We’ll get two Host headers in the raw request:

GET / HTTP/1.0
Host: c764dd43.ngrok.io
RandomHeader: localhost:8080
Cookie: foo=bar
Host: testcustomhostheader
X-Forwarded-For: 2804:14c:8781:8c3a:3805:2fbe:1845:15e6

According to the RFC 7320 a server must respond with a 400 (bad request) to requests that contain more than one Host header, so every request affected by this bug should break on a properly implemented server.

With this information I decided to open a bug on the PHP issue tracker. After a few days of inactivity I decided I had enough knowledge to try to implement a fix myself!

I cloned the PHP git repository from github and compiled it from the master branch.

I changed the snippet that checks if the host header is present to check for every occurence of the string:

while ((s = strstr(s, "host:"))) {
	if (s == t || *(s-1) == '\r' || *(s-1) == '\n' ||
	                 *(s-1) == '\t' || *(s-1) == ' ') {
		 have_header |= HTTP_HEADER_HOST;
	}
	s++;
}

I recompiled, ran the test script again and it worked! Now I needed to find out the project contributing guidelines.

I found out that PHP has a test suite composed by phpt files, these files are a mixture of plaintext and php with different sections. The most important sections are FILE and EXPECTED, inside the file section there should be a PHP script that should output something to stdout.
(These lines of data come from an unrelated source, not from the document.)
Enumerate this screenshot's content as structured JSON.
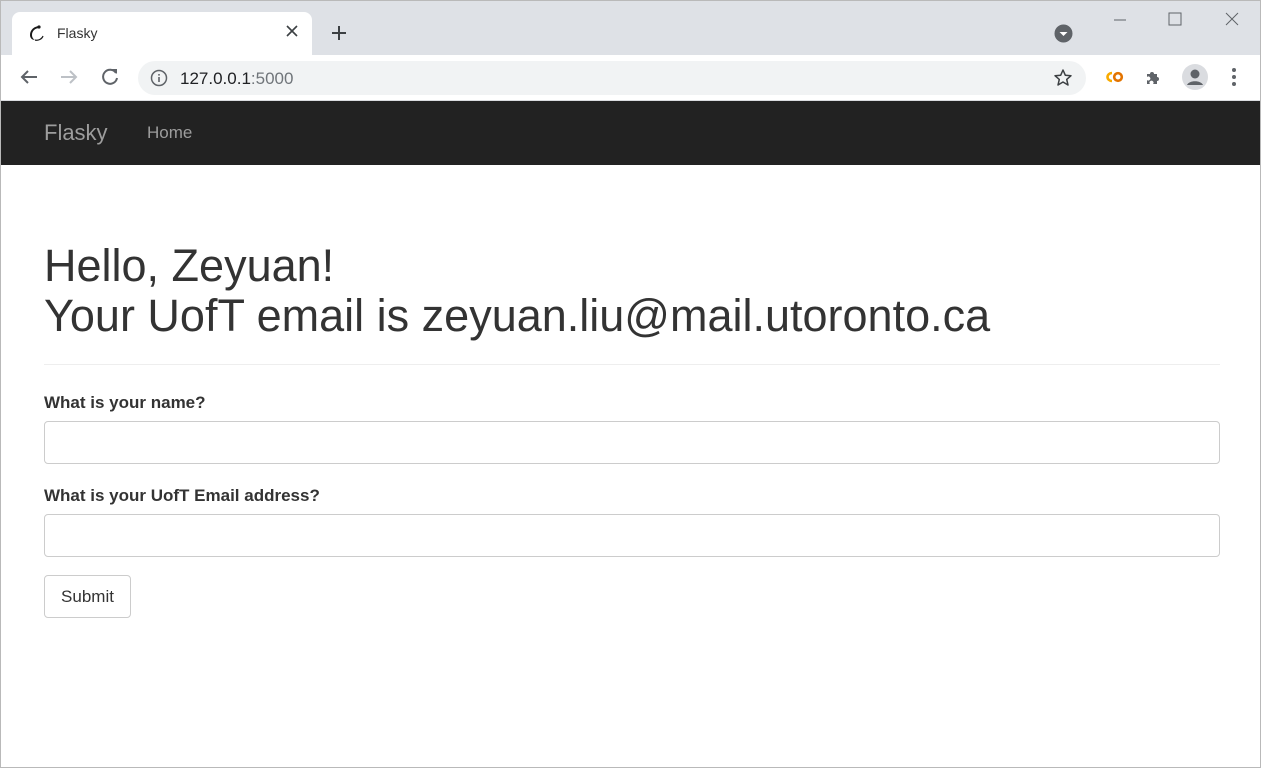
{
  "browser": {
    "tab_title": "Flasky",
    "url_host": "127.0.0.1",
    "url_port": ":5000"
  },
  "navbar": {
    "brand": "Flasky",
    "links": [
      {
        "label": "Home"
      }
    ]
  },
  "greeting": {
    "line1": "Hello, Zeyuan!",
    "line2": "Your UofT email is zeyuan.liu@mail.utoronto.ca"
  },
  "form": {
    "name_label": "What is your name?",
    "name_value": "",
    "email_label": "What is your UofT Email address?",
    "email_value": "",
    "submit_label": "Submit"
  },
  "colors": {
    "navbar_bg": "#222222",
    "navbar_text": "#9d9d9d",
    "text": "#333333",
    "tabstrip_bg": "#dee1e6"
  },
  "icons": {
    "favicon": "flask-horn-icon",
    "tab_close": "close-icon",
    "new_tab": "plus-icon",
    "tab_search": "tab-search-icon",
    "back": "back-arrow-icon",
    "forward": "forward-arrow-icon",
    "reload": "reload-icon",
    "site_info": "info-icon",
    "bookmark": "star-icon",
    "extension_co": "colab-icon",
    "extensions": "puzzle-icon",
    "profile": "avatar-icon",
    "menu": "kebab-menu-icon"
  }
}
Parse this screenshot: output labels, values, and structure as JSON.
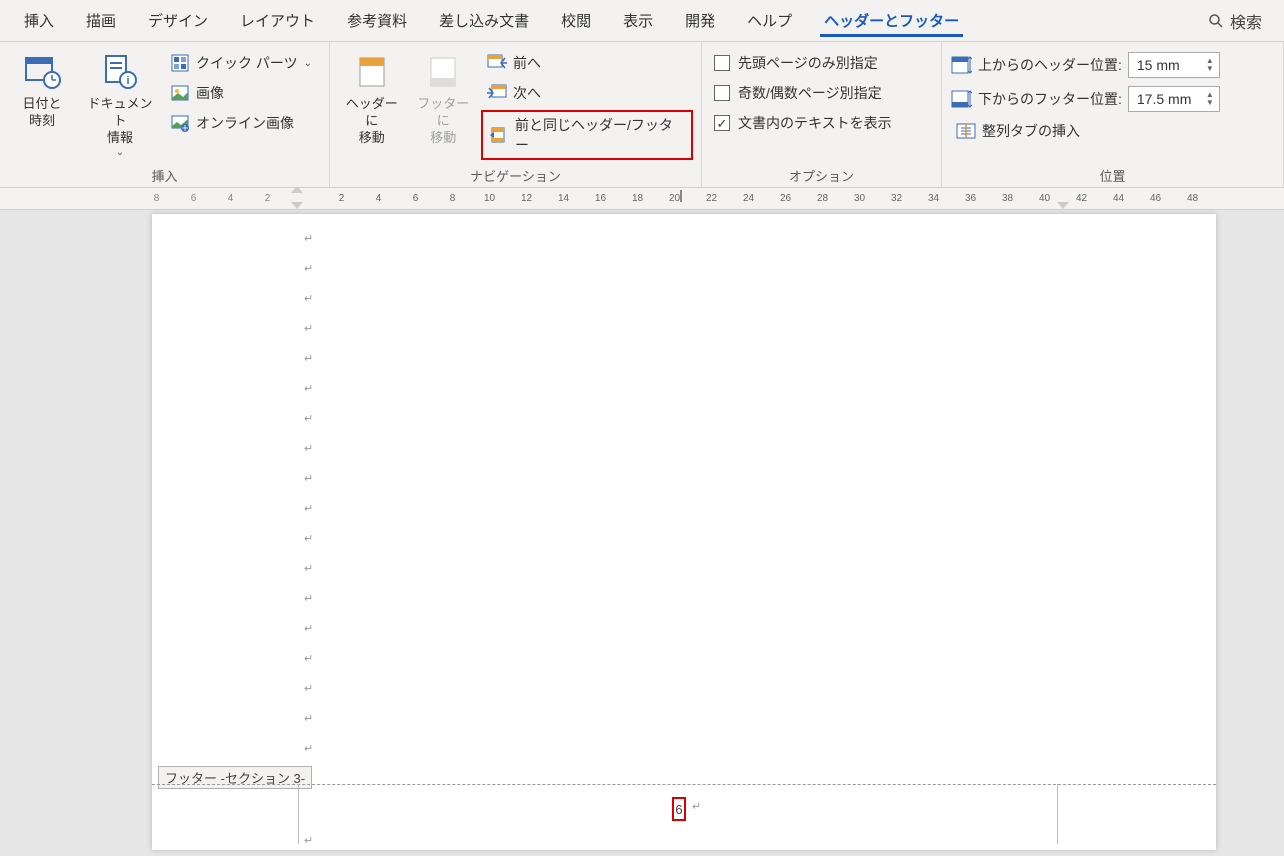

The EXPECTED section contains the expected output, the test script then compares the output produced by the script inside FILE to the output on the EXPECTED section, if they match the test passes, if they don’t then it fails. It’s very simple and effective. I changed the script I was using to reproduce the issue to become a .phpt file so we could have automated tests for this bug:

--TEST--
Bug #79265 (Improper injection of Host header when using fopen for http requests)
--INI--
allow_url_fopen=1
--SKIPIF--

--FILE--
<?php
require 'server.inc';

$responses = array(
    "data://text/plain,HTTP/1.0 200 OK\r\n\r\n",
);

$pid = http_server("tcp://127.0.0.1:12342", $responses, $output);

$opts = array(
  'http'=>array(
    'method'=>"GET",
    'header'=>"RandomHeader: localhost:8080\r\n" .
              "Cookie: foo=bar\r\n" .
              "Host: userspecifiedvalue\r\n"
  )
);
$context = stream_context_create($opts);
$fd = fopen('http://127.0.0.1:12342/', 'rb', false, $context);
fseek($output, 0, SEEK_SET);
echo stream_get_contents($output);
fclose($fd);

http_server_kill($pid);

?>
--EXPECT--
GET / HTTP/1.0
Connection: close
RandomHeader: localhost:8080
Cookie: foo=bar
Host: userspecifiedvalue

I commited the fix alongside with the test script and opened a pull request. It was merged a few hours later.